Parking Lot Avenger Strikes Poorly Parked Car

by Meredith Bland
Image via Facebook

Parking lot avengers: Heroes? Or douchebags?

A car found straddling multiple parking spots at a Maine Walmart felt the wrath of the public when someone took the opportunity to surround the offending car with shopping carts, thereby blocking it in.

Shopper Matthew Mills took the photo and posted it on Facebook with the caption: “This guy got a lesson in parking.”

Mills photo has gone viral — it’s been viewed millions of times and he has been interviewed by The Today Show. Many sites are calling the parking lot avenger a hero and saying that what they did was magnificent. And as much as we’d love to cheer with them and celebrate someone putting a bad guy in their place, we can’t help but wonder:

What if it’s the avenger who’s the asshole here, and not the parker?

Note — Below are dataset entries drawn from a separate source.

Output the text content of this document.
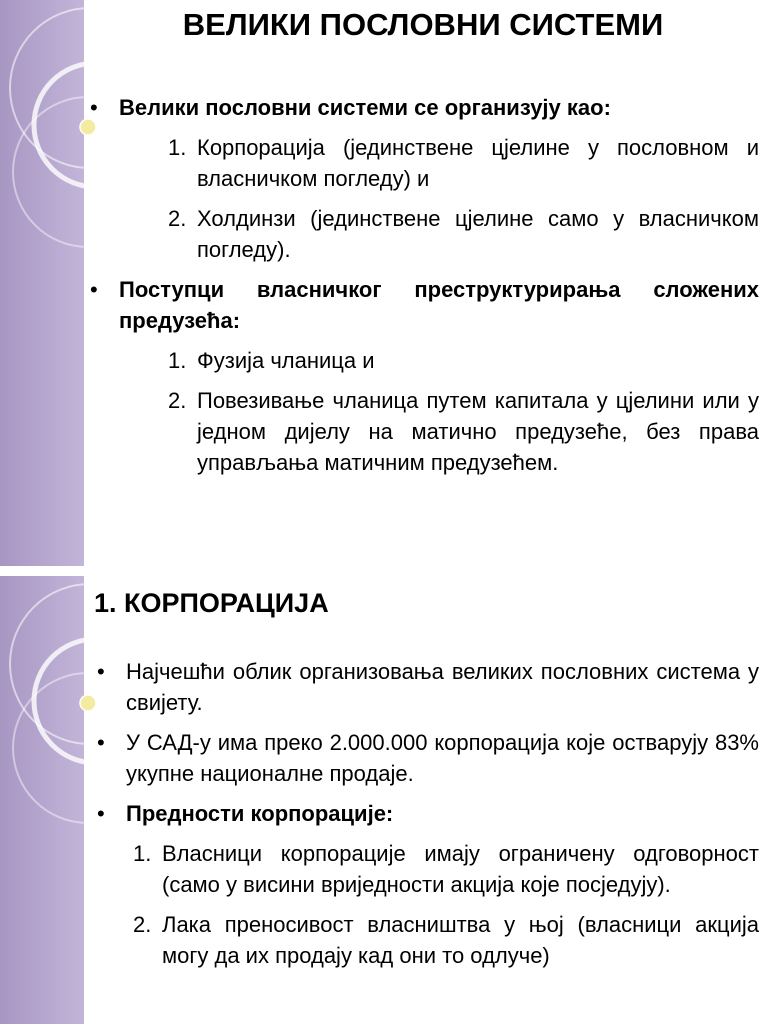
ВЕЛИКИ ПОСЛОВНИ СИСТЕМИ
• Велики пословни системи се организују као:
1. Корпорација (јединствене цјелине у пословном и власничком погледу) и
2. Холдинзи (јединствене цјелине само у власничком погледу).
• Поступци власничког преструктурирања сложених предузећа:
1. Фузија чланица и
2. Повезивање чланица путем капитала у цјелини или у једном дијелу на матично предузеће, без права управљања матичним предузећем.
1. КОРПОРАЦИЈА
• Најчешћи облик организовања великих пословних система у свијету.
• У САД-у има преко 2.000.000 корпорација које остварују 83% укупне националне продаје.
• Предности корпорације:
1. Власници корпорације имају ограничену одговорност (само у висини вриједности акција које посједују).
2. Лака преносивост власништва у њој (власници акција могу да их продају кад они то одлуче)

We’ve seen a million of these kinds of pictures: someone comes across a bad parker and comes up with a clever way to exact their revenge on behalf of all of us conscientious parkers. Sometimes, undoubtedly, the owner of the car is, in fact, an enormous turd who is “protecting their car” and doesn’t car how many spots they take up to do it. And some of them are deeply satisfying when it seems clear that the driver was in the wrong.

But — what if they just learned that their mother died? What if there was an emergency and getting their car between the lines was nowhere near their top priority? What if there was snow covering the lines when they parked, so they took their best guess? Or what if, as Mills told ABC 13 News: “I was told it was an employee. It was icy and they (allegedly) slid into the spot this way and later found the carts arranged around their car.”

So this could have been a Walmart employee trying to get to work on time who slid on some ice and was either worried about trying to park it again or didn’t have the time to try? And they got out of their shift at frickin’ Walmart to find this?

Come on, people.

The idea of the “bad parking avenger” is great, to a degree, although some of us would never do anything like this to another person unless they had just run over our grandma. But why on earth would you go through all of that effort when you could be making someone’s bad day worse? Is it worth it to go viral and become a meme?

Once I parked right up against the line in a very narrow spot at a public library. I was taking my toddler twins to story time because I was depressed and they were two and I needed to get the hell out of the house. I wasn’t over the line, mind you, I was just right up against it in a set of narrow spaces — there was no way anyone in those spots could leave a whole lot of room for the next car. When I came out to my car an hour later, dragging my screaming kids, I found that someone had keyed my car — they drew a long, thick line all the way down the side from the headlights to the tail lights. I loaded my kids in the car, and I sobbed.

Sometimes, when another person pisses you off, that doesn’t mean you have the right to do something to hurt them back. Just because a stranger makes you mad — and even if they are completely in the wrong — that doesn’t mean you get to leave a nasty note, key their car, or surround it with carts. Sometimes that makes you the bad guy, not them. Not every slight and offense in the world deserves revenge. Sometimes, when you don’t know the whole situation, it’s better to think to yourself, “Jackass,” and keep moving. Sometimes it’s worth considering that sometimes everyone, even you, has done the wrong thing for an excusable reason.

So let’s stop being douchebags just to get a laugh or make someone else feel bad, ok? Cool.